Vault's website risk detection analyzes the page as you browse and surfaces a clear, simple alert in plain language. You will not see a list of technical warnings that leave you confused. The Vault browser extension is currently available on Chrome, Brave, and Microsoft Edge. The mobile app for Android and iOS is coming soon.
Handle your 'Is this website safe' situation better next time!
So the next time you are about to order something from a website that showed up in an Instagram ad, a WhatsApp forward, or even a Google result, pause for 60 seconds. Check the URL. Google the brand independently. Question that 60% discount. And if you are shopping on Chrome, let Vault do the check for you in real time.
Because 800,000 people across the US and Europe did not pause. And most of them never got their order.
Frequently Asked Questions(FAQs)
Q: How will I get to know if a website is fake?
Just do a quick check of the following:
URLs are usually misspelled.
There might be some extra hyphens in the URL.
Domain ending with .shop or .top.
Search the website on your individual Google browser by the brand name. Rather than clicking on the link sent by someone directly.
Check how old that domain is, and if it's newly made it's a red flag.
Q: Does having a padlock on a website an indicator of safety?
There is a huge difference between privacy and safety. So, when you say padlock makes the website safe, it’s a big no, does it give privacy, yes it does. In other words, padlock only provides encryption to the website.
Q: You already entered your card details on a malicious or suspected website, is there a way out?
First things first, call your back and ask them to block your card as soon as possible. Check for the possibility of a chargeback. If you are sharing similar passwords for any account related to the email address that you put on the website where you put your card details, change it immediately.
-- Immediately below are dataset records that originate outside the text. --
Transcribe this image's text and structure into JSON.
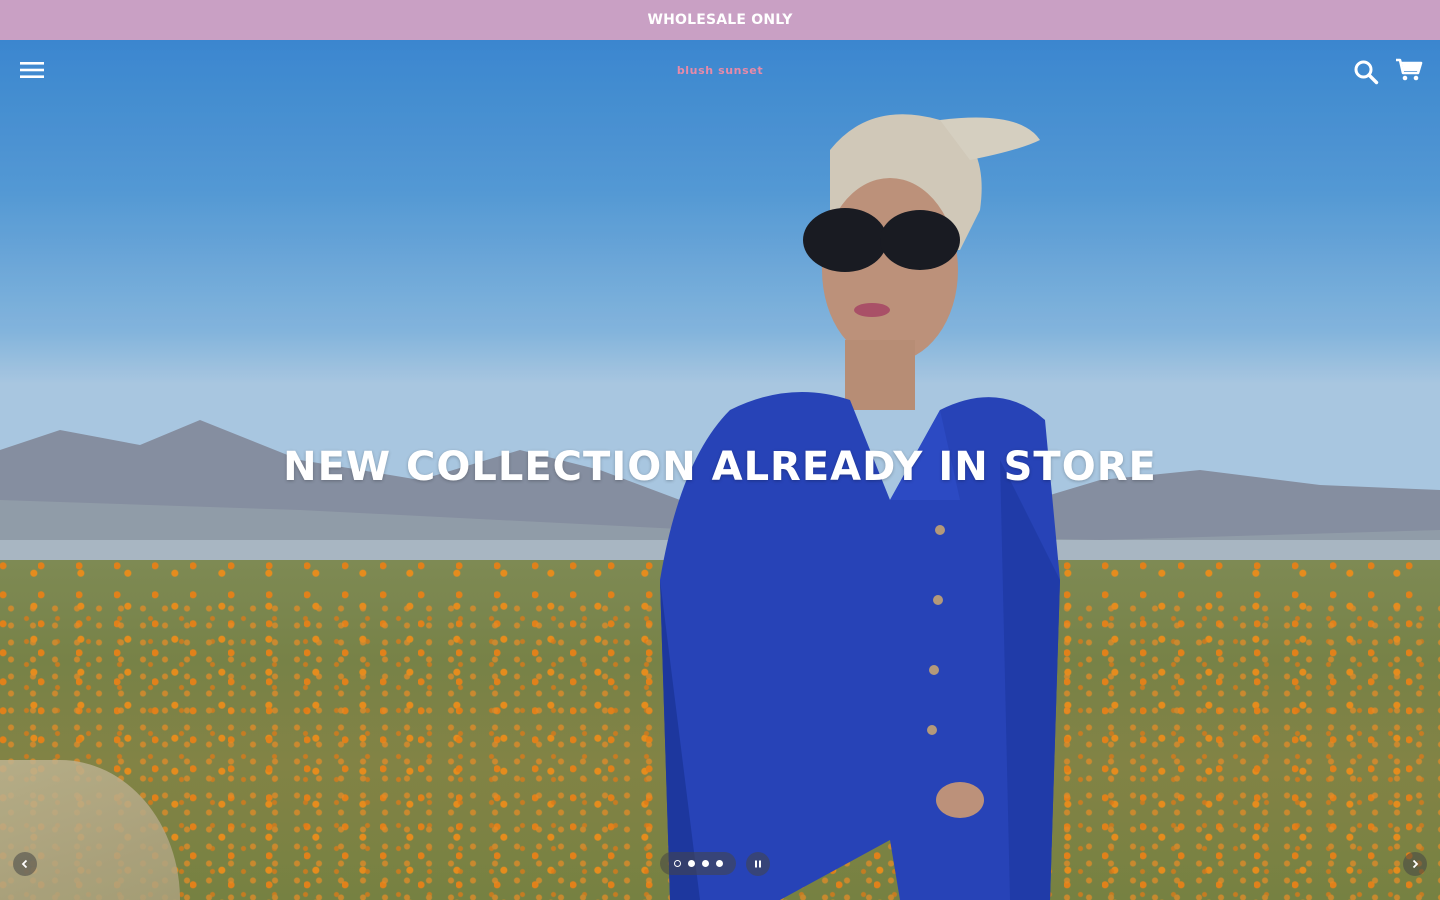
{
  "announcement": {
    "text": "WHOLESALE ONLY",
    "background": "#c9a0c4"
  },
  "header": {
    "logo_text": "blush sunset",
    "logo_color": "#e88aa8",
    "menu_icon": "hamburger-menu-icon",
    "search_icon": "search-icon",
    "cart_icon": "cart-icon"
  },
  "hero": {
    "headline": "NEW COLLECTION ALREADY IN STORE",
    "image_description_icon": "hero-photo",
    "slides": {
      "count": 4,
      "active_index": 0
    },
    "prev_icon": "chevron-left-icon",
    "next_icon": "chevron-right-icon",
    "pause_icon": "pause-icon"
  }
}
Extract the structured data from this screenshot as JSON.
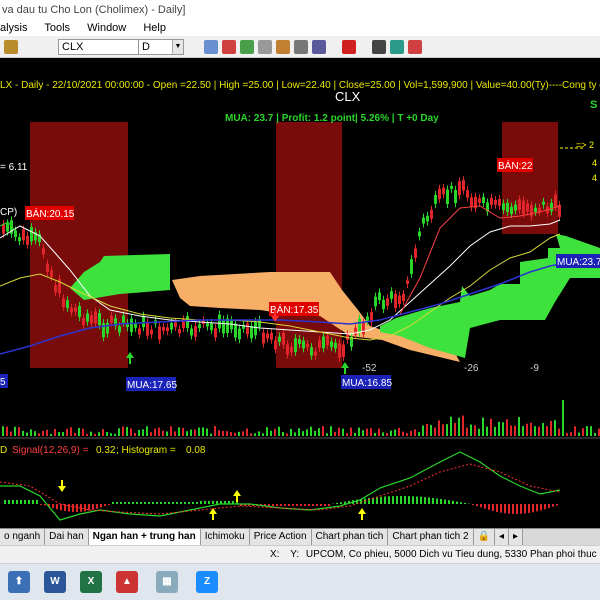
{
  "window": {
    "title": "va dau tu Cho Lon (Cholimex) - Daily]"
  },
  "menu": [
    "alysis",
    "Tools",
    "Window",
    "Help"
  ],
  "toolbar": {
    "symbol": "CLX",
    "period": "D"
  },
  "info_line": "LX - Daily - 22/10/2021 00:00:00 -  Open =22.50 | High =25.00 | Low=22.40 | Close=25.00 | Vol=1,599,900 | Value=40.00(Ty)----Cong ty co pha",
  "chart_title": "CLX",
  "trade_summary": "MUA:  23.7  | Profit: 1.2 point| 5.26% | T +0 Day",
  "right_edge_labels": {
    "s": "S",
    "arrow": "=>  2",
    "v1": "4",
    "v2": "4"
  },
  "signals": {
    "left_value": "= 6.11",
    "cp": "CP)",
    "ban1": "BÁN:20.15",
    "ban2": "BÁN:17.35",
    "ban3": "BÁN:22",
    "mua1": "MUA:17.65",
    "mua2": "MUA:16.85",
    "mua3": "MUA:23.75",
    "left_edge": "5"
  },
  "bar_counts": [
    "-52",
    "-26",
    "-9"
  ],
  "macd_line": {
    "prefix": "D",
    "signal": "Signal(12,26,9) =",
    "signal_val": "0.32",
    "hist": "; Histogram =",
    "hist_val": "0.08"
  },
  "tabs": [
    "o nganh",
    "Dai han",
    "Ngan han + trung han",
    "Ichimoku",
    "Price Action",
    "Chart phan tich",
    "Chart phan tich 2"
  ],
  "active_tab": "Ngan han + trung han",
  "status": {
    "x": "X:",
    "y": "Y:",
    "text": "UPCOM, Co phieu, 5000 Dich vu Tieu dung, 5330 Phan phoi thuc pham d"
  },
  "taskbar_icons": [
    "app",
    "word-icon",
    "excel-icon",
    "amibroker-icon",
    "film-icon",
    "zalo-icon"
  ],
  "colors": {
    "bull": "#2bd62b",
    "bear": "#e0262a",
    "cloud_green": "#3de23d",
    "cloud_orange": "#f7ae66",
    "sell_zone": "#7a0b0b",
    "bg": "#000000",
    "label_ban": "#e00000",
    "label_mua": "#1a22b8"
  }
}
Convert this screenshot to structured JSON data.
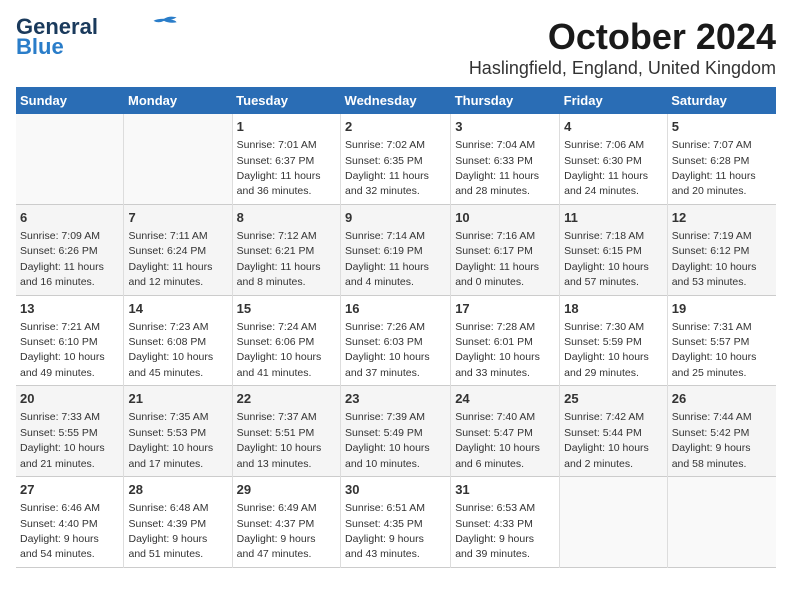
{
  "logo": {
    "line1": "General",
    "line2": "Blue"
  },
  "title": "October 2024",
  "location": "Haslingfield, England, United Kingdom",
  "days_of_week": [
    "Sunday",
    "Monday",
    "Tuesday",
    "Wednesday",
    "Thursday",
    "Friday",
    "Saturday"
  ],
  "weeks": [
    [
      {
        "day": "",
        "info": ""
      },
      {
        "day": "",
        "info": ""
      },
      {
        "day": "1",
        "info": "Sunrise: 7:01 AM\nSunset: 6:37 PM\nDaylight: 11 hours\nand 36 minutes."
      },
      {
        "day": "2",
        "info": "Sunrise: 7:02 AM\nSunset: 6:35 PM\nDaylight: 11 hours\nand 32 minutes."
      },
      {
        "day": "3",
        "info": "Sunrise: 7:04 AM\nSunset: 6:33 PM\nDaylight: 11 hours\nand 28 minutes."
      },
      {
        "day": "4",
        "info": "Sunrise: 7:06 AM\nSunset: 6:30 PM\nDaylight: 11 hours\nand 24 minutes."
      },
      {
        "day": "5",
        "info": "Sunrise: 7:07 AM\nSunset: 6:28 PM\nDaylight: 11 hours\nand 20 minutes."
      }
    ],
    [
      {
        "day": "6",
        "info": "Sunrise: 7:09 AM\nSunset: 6:26 PM\nDaylight: 11 hours\nand 16 minutes."
      },
      {
        "day": "7",
        "info": "Sunrise: 7:11 AM\nSunset: 6:24 PM\nDaylight: 11 hours\nand 12 minutes."
      },
      {
        "day": "8",
        "info": "Sunrise: 7:12 AM\nSunset: 6:21 PM\nDaylight: 11 hours\nand 8 minutes."
      },
      {
        "day": "9",
        "info": "Sunrise: 7:14 AM\nSunset: 6:19 PM\nDaylight: 11 hours\nand 4 minutes."
      },
      {
        "day": "10",
        "info": "Sunrise: 7:16 AM\nSunset: 6:17 PM\nDaylight: 11 hours\nand 0 minutes."
      },
      {
        "day": "11",
        "info": "Sunrise: 7:18 AM\nSunset: 6:15 PM\nDaylight: 10 hours\nand 57 minutes."
      },
      {
        "day": "12",
        "info": "Sunrise: 7:19 AM\nSunset: 6:12 PM\nDaylight: 10 hours\nand 53 minutes."
      }
    ],
    [
      {
        "day": "13",
        "info": "Sunrise: 7:21 AM\nSunset: 6:10 PM\nDaylight: 10 hours\nand 49 minutes."
      },
      {
        "day": "14",
        "info": "Sunrise: 7:23 AM\nSunset: 6:08 PM\nDaylight: 10 hours\nand 45 minutes."
      },
      {
        "day": "15",
        "info": "Sunrise: 7:24 AM\nSunset: 6:06 PM\nDaylight: 10 hours\nand 41 minutes."
      },
      {
        "day": "16",
        "info": "Sunrise: 7:26 AM\nSunset: 6:03 PM\nDaylight: 10 hours\nand 37 minutes."
      },
      {
        "day": "17",
        "info": "Sunrise: 7:28 AM\nSunset: 6:01 PM\nDaylight: 10 hours\nand 33 minutes."
      },
      {
        "day": "18",
        "info": "Sunrise: 7:30 AM\nSunset: 5:59 PM\nDaylight: 10 hours\nand 29 minutes."
      },
      {
        "day": "19",
        "info": "Sunrise: 7:31 AM\nSunset: 5:57 PM\nDaylight: 10 hours\nand 25 minutes."
      }
    ],
    [
      {
        "day": "20",
        "info": "Sunrise: 7:33 AM\nSunset: 5:55 PM\nDaylight: 10 hours\nand 21 minutes."
      },
      {
        "day": "21",
        "info": "Sunrise: 7:35 AM\nSunset: 5:53 PM\nDaylight: 10 hours\nand 17 minutes."
      },
      {
        "day": "22",
        "info": "Sunrise: 7:37 AM\nSunset: 5:51 PM\nDaylight: 10 hours\nand 13 minutes."
      },
      {
        "day": "23",
        "info": "Sunrise: 7:39 AM\nSunset: 5:49 PM\nDaylight: 10 hours\nand 10 minutes."
      },
      {
        "day": "24",
        "info": "Sunrise: 7:40 AM\nSunset: 5:47 PM\nDaylight: 10 hours\nand 6 minutes."
      },
      {
        "day": "25",
        "info": "Sunrise: 7:42 AM\nSunset: 5:44 PM\nDaylight: 10 hours\nand 2 minutes."
      },
      {
        "day": "26",
        "info": "Sunrise: 7:44 AM\nSunset: 5:42 PM\nDaylight: 9 hours\nand 58 minutes."
      }
    ],
    [
      {
        "day": "27",
        "info": "Sunrise: 6:46 AM\nSunset: 4:40 PM\nDaylight: 9 hours\nand 54 minutes."
      },
      {
        "day": "28",
        "info": "Sunrise: 6:48 AM\nSunset: 4:39 PM\nDaylight: 9 hours\nand 51 minutes."
      },
      {
        "day": "29",
        "info": "Sunrise: 6:49 AM\nSunset: 4:37 PM\nDaylight: 9 hours\nand 47 minutes."
      },
      {
        "day": "30",
        "info": "Sunrise: 6:51 AM\nSunset: 4:35 PM\nDaylight: 9 hours\nand 43 minutes."
      },
      {
        "day": "31",
        "info": "Sunrise: 6:53 AM\nSunset: 4:33 PM\nDaylight: 9 hours\nand 39 minutes."
      },
      {
        "day": "",
        "info": ""
      },
      {
        "day": "",
        "info": ""
      }
    ]
  ]
}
Keep a check on your inbox and SMS closely for phishing follow-ups that may use your real name or address, scammers often re-target victims they already have data on.
Q: In the age of Instagram and WhatsApp ads, is it safe to click on shopping links or ads that I see there?
Scammers are everywhere, hence you have to be very careful. They definitely use social media platforms so that they can redirect you to the fake websites they created with attractive offers specially on big brands. So, you should definitely verify the URL before adding any sensitive information. To avoid the hassle, installing Vault will do the job for you by detecting and showing the right alert (only if needed). It does not trouble you with the right notifications, only alerts you with the wrong ones.
Q: How is Vault different from just being careful while browsing?
Being careful helps, but attention has limits, especially on mobile where URLs are truncated, discounts feel urgent, and one tap is all it takes. Vault runs automatic real-time checks on every website you visit, so you do not have to manually catch every red flag yourself.
Q: Is Vault available on all browsers?
The ones that you majorly use, especially Chrome, you can definitely find Vault there. It is also available on Brave and Microsoft Edge.